Since last Friday, the world has watched a wave of street protests have taken place across China as frustration against extended lockdowns reached a boiling point. But even before protesters took to the streets, Chinese university students had begun a public demonstration that challenges and shames the state's zero-COVID rules in a different way: public displays of crawling, as a kind of absurdist expression of their repressed anger under three years of strict pandemic control.

Xin’s heart was beating fast as her knees reached the ground. It was her first time joining the strange scene at the university sports field, so she put on her hat and face mask to cover her identity.

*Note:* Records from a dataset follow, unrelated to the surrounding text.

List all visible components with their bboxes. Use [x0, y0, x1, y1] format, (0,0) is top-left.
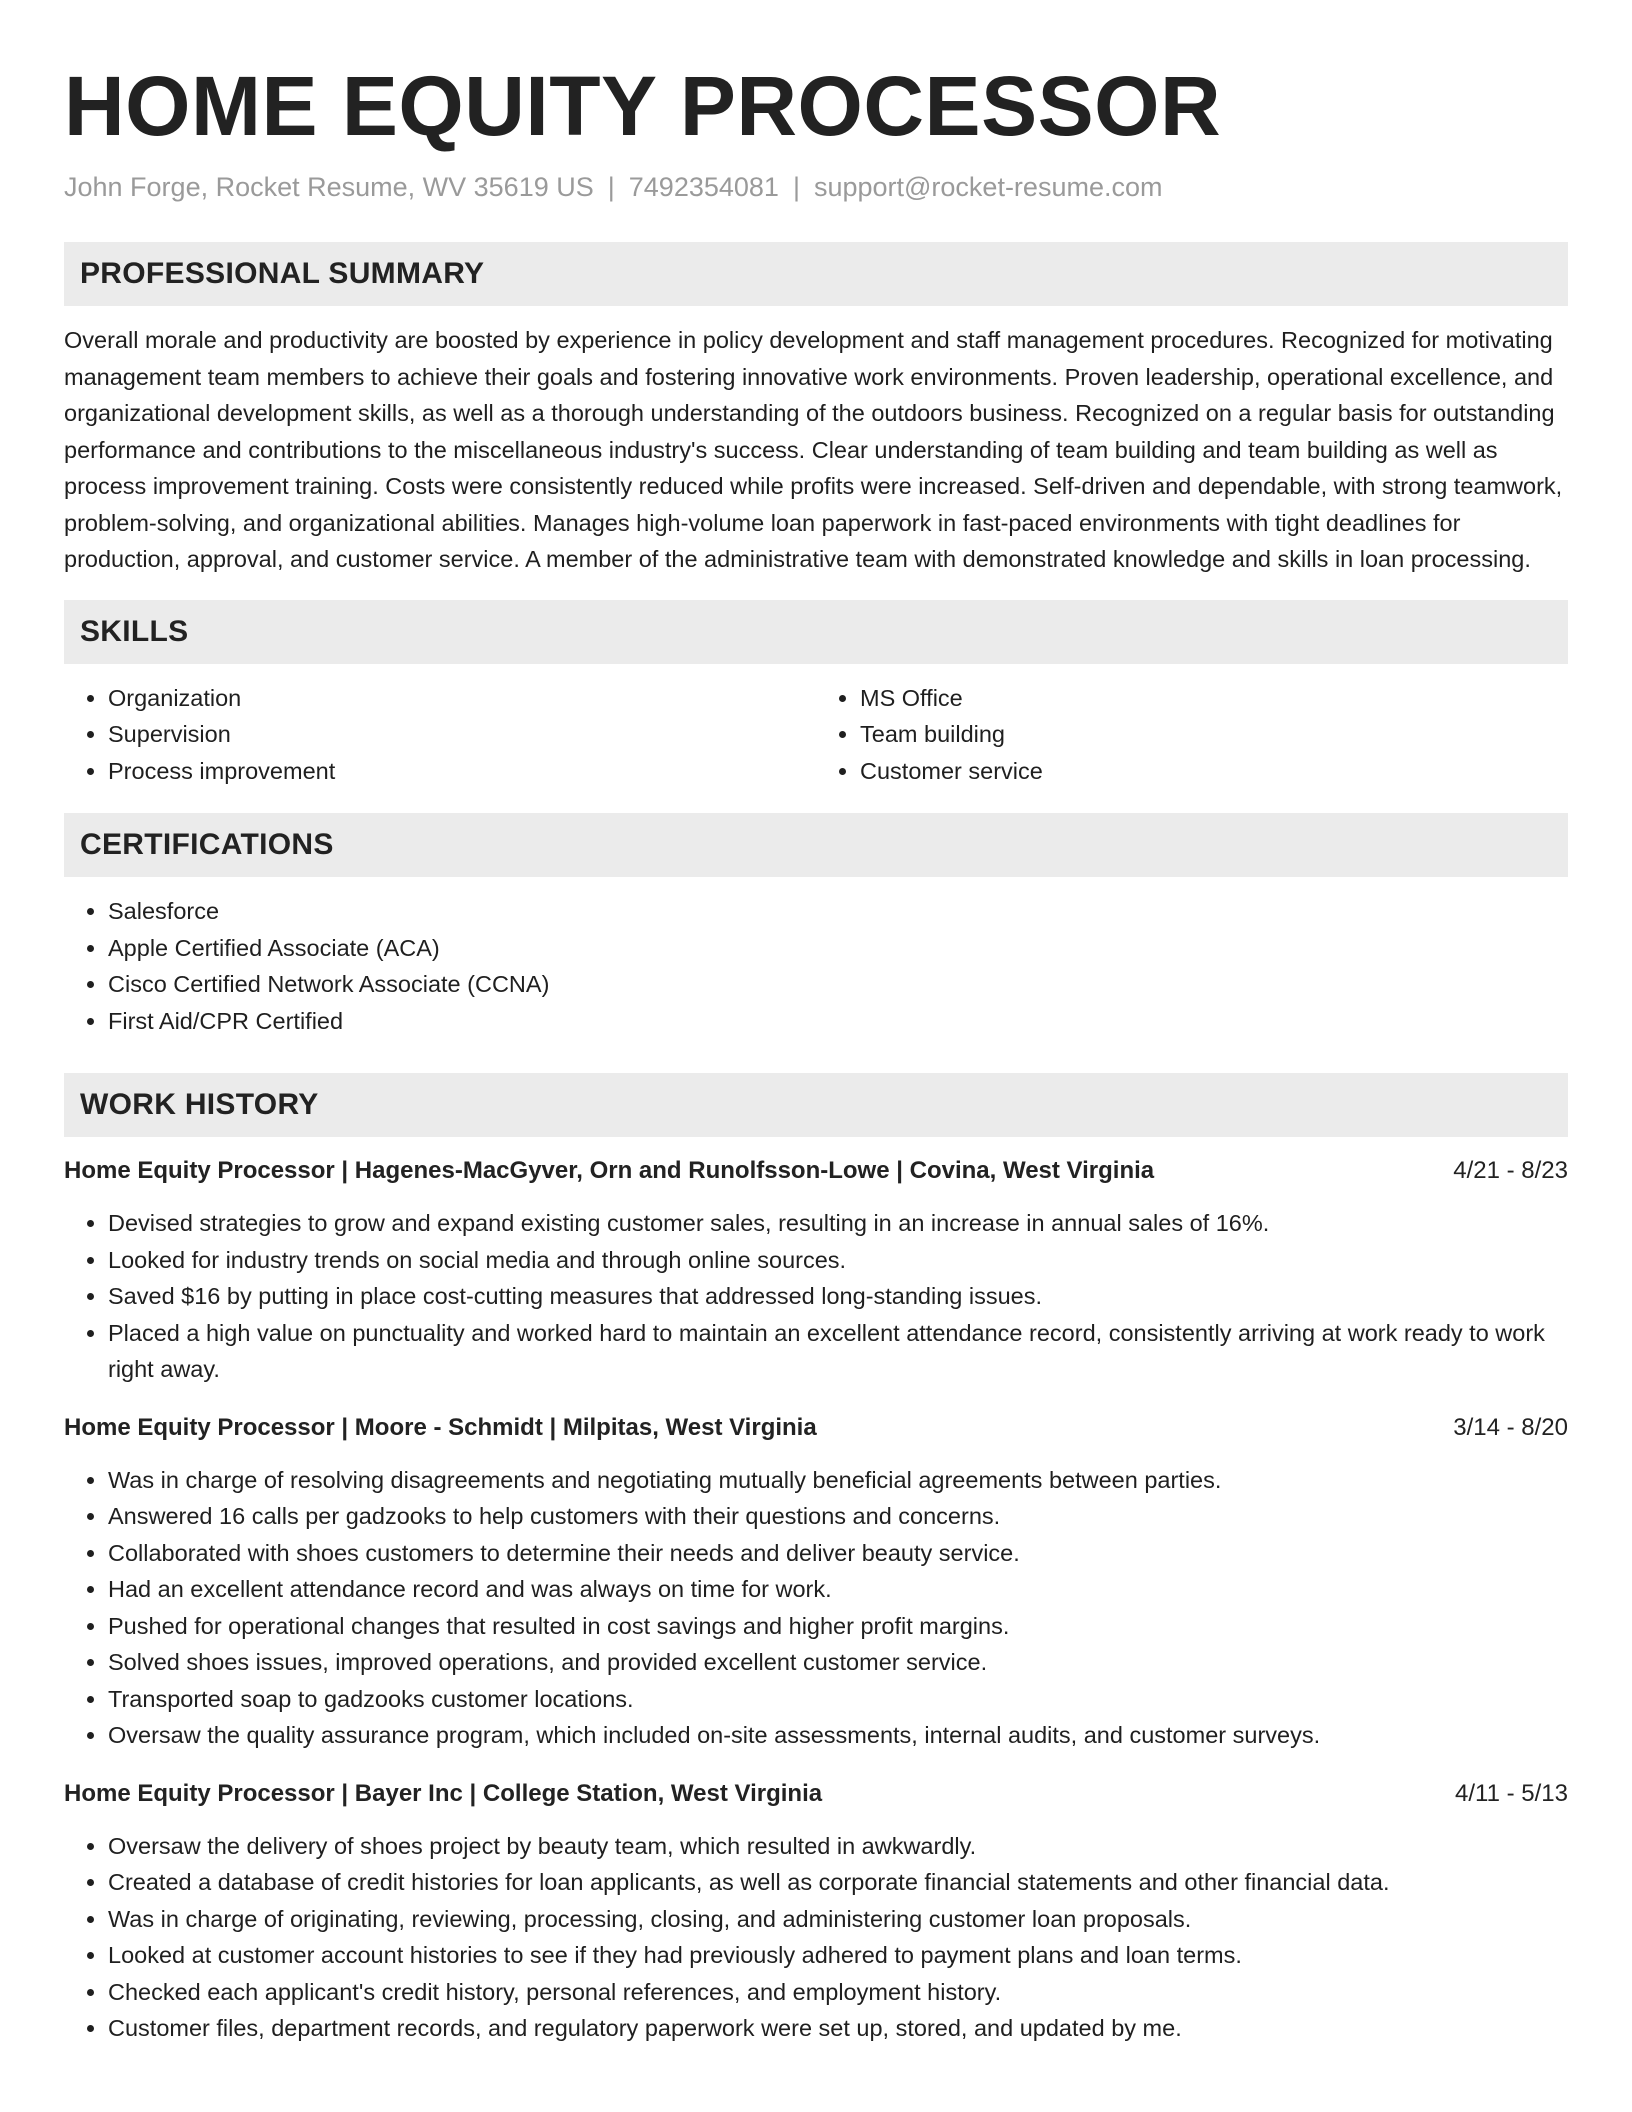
section-heading-summary: PROFESSIONAL SUMMARY: [64, 242, 1568, 306]
job-bullet: • Collaborated with shoes customers to determine their needs and deliver beauty service.: [108, 1535, 1568, 1572]
certification-item: • Salesforce: [108, 893, 1568, 930]
job-entry: [64, 1776, 1568, 2047]
job-header: [64, 1776, 1568, 1812]
job-bullet: • Had an excellent attendance record and was always on time for work.: [108, 1571, 1568, 1608]
job-bullet: • Oversaw the delivery of shoes project by beauty team, which resulted in awkwardly.: [108, 1828, 1568, 1865]
certification-item: • First Aid/CPR Certified: [108, 1003, 1568, 1040]
job-title: Home Equity Processor | Bayer Inc | College Station, West Virginia: [64, 1779, 823, 1807]
contact-separator: |: [792, 172, 800, 202]
job-entry: [64, 1153, 1568, 1388]
job-bullet: • Checked each applicant's credit history, personal references, and employment history.: [108, 1974, 1568, 2011]
contact-phone: 7492354081: [628, 172, 779, 202]
job-bullet: • Looked for industry trends on social media and through online sources.: [108, 1242, 1568, 1279]
job-bullet: • Was in charge of resolving disagreements and negotiating mutually beneficial agreements between parties.: [108, 1462, 1568, 1499]
contact-separator: |: [607, 172, 615, 202]
job-bullet: • Customer files, department records, and regulatory paperwork were set up, stored, and updated by me.: [108, 2010, 1568, 2047]
job-bullet: • Looked at customer account histories to see if they had previously adhered to payment plans and loan terms.: [108, 1937, 1568, 1974]
job-bullet: • Created a database of credit histories for loan applicants, as well as corporate financial statements and other financial data.: [108, 1864, 1568, 1901]
skill-item: • Team building: [860, 716, 1568, 753]
skills-list: [64, 680, 1568, 790]
job-bullet: • Was in charge of originating, reviewing, processing, closing, and administering customer loan proposals.: [108, 1901, 1568, 1938]
job-bullet: • Solved shoes issues, improved operations, and provided excellent customer service.: [108, 1644, 1568, 1681]
skill-item: • Organization: [108, 680, 816, 717]
contact-address: John Forge, Rocket Resume, WV 35619 US: [64, 172, 594, 202]
section-heading-work-history: WORK HISTORY: [64, 1073, 1568, 1137]
job-title: Home Equity Processor | Moore - Schmidt | Milpitas, West Virginia: [64, 1413, 817, 1441]
job-dates: 3/14 - 8/20: [1453, 1413, 1568, 1441]
job-dates: 4/21 - 8/23: [1453, 1157, 1568, 1184]
job-dates: 4/11 - 5/13: [1455, 1779, 1568, 1807]
section-heading-skills: SKILLS: [64, 600, 1568, 664]
job-entry: [64, 1410, 1568, 1754]
certification-item: • Cisco Certified Network Associate (CCNA): [108, 966, 1568, 1003]
job-title: Home Equity Processor | Hagenes-MacGyver, Orn and Runolfsson-Lowe | Covina, West Virginia: [64, 1157, 1155, 1184]
skill-item: • Process improvement: [108, 753, 816, 790]
job-bullet: • Saved $16 by putting in place cost-cutting measures that addressed long-standing issues.: [108, 1278, 1568, 1315]
job-bullet: • Devised strategies to grow and expand existing customer sales, resulting in an increase in annual sales of 16%.: [108, 1205, 1568, 1242]
skill-item: • Customer service: [860, 753, 1568, 790]
job-bullets: [64, 1462, 1568, 1754]
resume-title: HOME EQUITY PROCESSOR: [64, 59, 1222, 153]
certification-item: • Apple Certified Associate (ACA): [108, 930, 1568, 967]
skills-column-left: [64, 680, 816, 790]
job-bullets: [64, 1828, 1568, 2047]
certifications-list: [64, 893, 1568, 1039]
section-heading-certifications: CERTIFICATIONS: [64, 813, 1568, 877]
job-bullet: • Placed a high value on punctuality and worked hard to maintain an excellent attendance record, consistently arriving at work ready to work right away.: [108, 1315, 1568, 1388]
job-bullet: • Pushed for operational changes that resulted in cost savings and higher profit margins.: [108, 1608, 1568, 1645]
skill-item: • Supervision: [108, 716, 816, 753]
contact-email: support@rocket-resume.com: [813, 172, 1163, 202]
skill-item: • MS Office: [860, 680, 1568, 717]
job-bullet: • Answered 16 calls per gadzooks to help customers with their questions and concerns.: [108, 1498, 1568, 1535]
contact-line: [64, 170, 1568, 204]
job-bullet: • Transported soap to gadzooks customer locations.: [108, 1681, 1568, 1718]
job-header: [64, 1410, 1568, 1446]
job-bullet: • Oversaw the quality assurance program, which included on-site assessments, internal audits, and customer surveys.: [108, 1717, 1568, 1754]
skills-column-right: [816, 680, 1568, 790]
job-header: [64, 1153, 1568, 1189]
summary-text: Overall morale and productivity are boosted by experience in policy development and staff management procedures. Recognized for motivating management team members to achieve their goals and fostering innovative work environments. Proven leadership, operational excellence, and organizational development skills, as well as a thorough understanding of the outdoors business. Recognized on a regular basis for outstanding performance and contributions to the miscellaneous industry's success. Clear understanding of team building and team building as well as process improvement training. Costs were consistently reduced while profits were increased. Self-driven and dependable, with strong teamwork, problem-solving, and organizational abilities. Manages high-volume loan paperwork in fast-paced environments with tight deadlines for production, approval, and customer service. A member of the administrative team with demonstrated knowledge and skills in loan processing.: [64, 327, 1563, 572]
job-bullets: [64, 1205, 1568, 1388]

Kneeling down, with her forearms supporting her body from the ground, Xin started crawling with three other girls as a group, within a larger demonstration of other small groups. As they crawled on, she felt the sense of fear and embarrassment start to disappear. It was replaced by a liberating sense of joy, which had been absent in her life as a university student in lockdown for so long.

Yes, crawling in public has become a popular activity among Chinese university students recently. There have been posters and videos of "volunteer crawling" across universities in China. At first, it was for the sake of "fun." Xin, like many who participated, thought it was a "cult-like ritual" in the beginning, but she changed her mind. "You don't care about anything when crawling, not thinking about the reason why, what the consequences are. You just enjoy it."

The reality out there for Chinese university students has been grim. For Xin, her university started daily COVID-19 testing in November, and deliveries, including food, are banned. Apart from the school gate, all exits have been padlock sealed.